Miles Teller insists there is an "extra obligation" for actors when they are playing real people.
The 30-year-old actor is currently starring as real-life heroin addict turned firefighter Brendan McDonough in new movie ‘Only the Brave’.
McDonough was the sole survivor of the 2013 Yarnell Hill Fire in Arizona which took the lives of 19 City of Prescott firefighters.
When making the movie, Teller became good friends with McDonough and he realised he had a duty to tell his story in a truthful and honest way.
Speaking to The I Paper, Teller said: "There’s an extra obligation when you’re playing a real person. Friendship isn’t a requirement; it’s not by playing a person that we’re gonna be friends. But I’ve been lucky to get to know some pretty incredible people and, for me, it doesn’t stop when filming is done."

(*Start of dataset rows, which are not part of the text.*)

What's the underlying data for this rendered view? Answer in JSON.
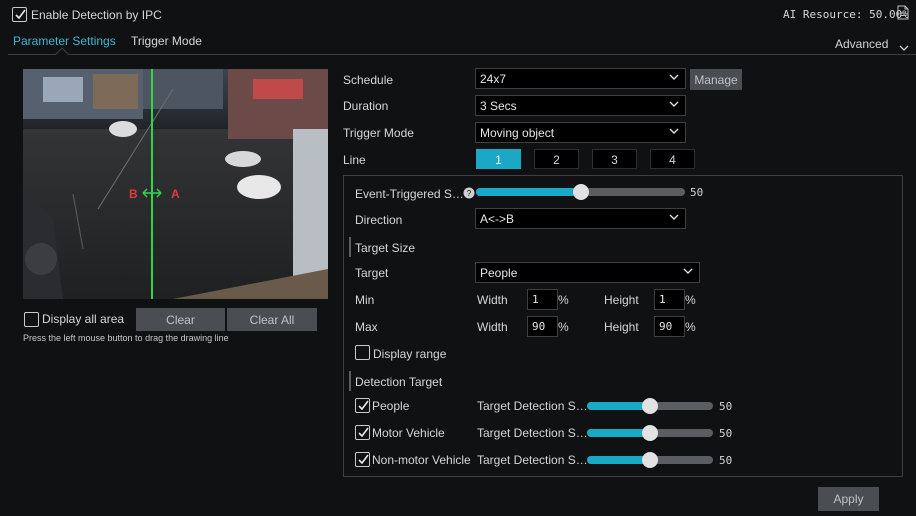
{
  "header": {
    "enable_label": "Enable Detection by IPC",
    "enable_checked": true,
    "ai_resource": "AI Resource: 50.00%"
  },
  "tabs": {
    "parameter": "Parameter Settings",
    "trigger": "Trigger Mode",
    "advanced": "Advanced"
  },
  "preview": {
    "label_b": "B",
    "label_a": "A",
    "display_all_area": "Display all area",
    "clear": "Clear",
    "clear_all": "Clear All",
    "hint": "Press the left mouse button to drag the drawing line"
  },
  "form": {
    "schedule_label": "Schedule",
    "schedule_value": "24x7",
    "manage": "Manage",
    "duration_label": "Duration",
    "duration_value": "3 Secs",
    "trigger_mode_label": "Trigger Mode",
    "trigger_mode_value": "Moving object",
    "line_label": "Line",
    "lines": [
      "1",
      "2",
      "3",
      "4"
    ],
    "active_line": "1"
  },
  "line_panel": {
    "sensitivity_label": "Event-Triggered S…",
    "sensitivity_value": 50,
    "direction_label": "Direction",
    "direction_value": "A<->B",
    "target_size_title": "Target Size",
    "target_label": "Target",
    "target_value": "People",
    "min_label": "Min",
    "max_label": "Max",
    "width_label": "Width",
    "height_label": "Height",
    "min_width": "1",
    "min_height": "1",
    "max_width": "90",
    "max_height": "90",
    "percent": "%",
    "display_range": "Display range",
    "detection_target_title": "Detection Target",
    "targets": [
      {
        "name": "People",
        "checked": true,
        "sens_label": "Target Detection S…",
        "value": 50
      },
      {
        "name": "Motor Vehicle",
        "checked": true,
        "sens_label": "Target Detection S…",
        "value": 50
      },
      {
        "name": "Non-motor Vehicle",
        "checked": true,
        "sens_label": "Target Detection S…",
        "value": 50
      }
    ]
  },
  "apply": "Apply",
  "colors": {
    "accent": "#1aa8c4",
    "background": "#101113",
    "panel_border": "#3d3f43"
  }
}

Tellers – who stars alongside Josh Brolin in ‘Only the Brave’ – had to go through a boot camp, similar to what McDonough did himself to join the fire rescue service, and he found it inspiring that this man did the training while coming off heroin.
He said: "Brendan was the source for me on that. It’s not something he is proud of, but he made it through hotshot boot camp while detoxing off some heavy drugs. I went through a version of that boot camp and came into it healthy – and it was still pretty tough."
The firefighters were given the nickname "hotshots" which in the name given to top wildland firefighters and filmmaker Joseph Kosinski said the way "they fight fires is very different".
Kosinski said: "The way they fight fires is very different: they don’t carry water; they fight fire with fire.
"They dig lines and cut down trees and try to establish a border. They light fires, back burns, that they use to battle against the wildfire."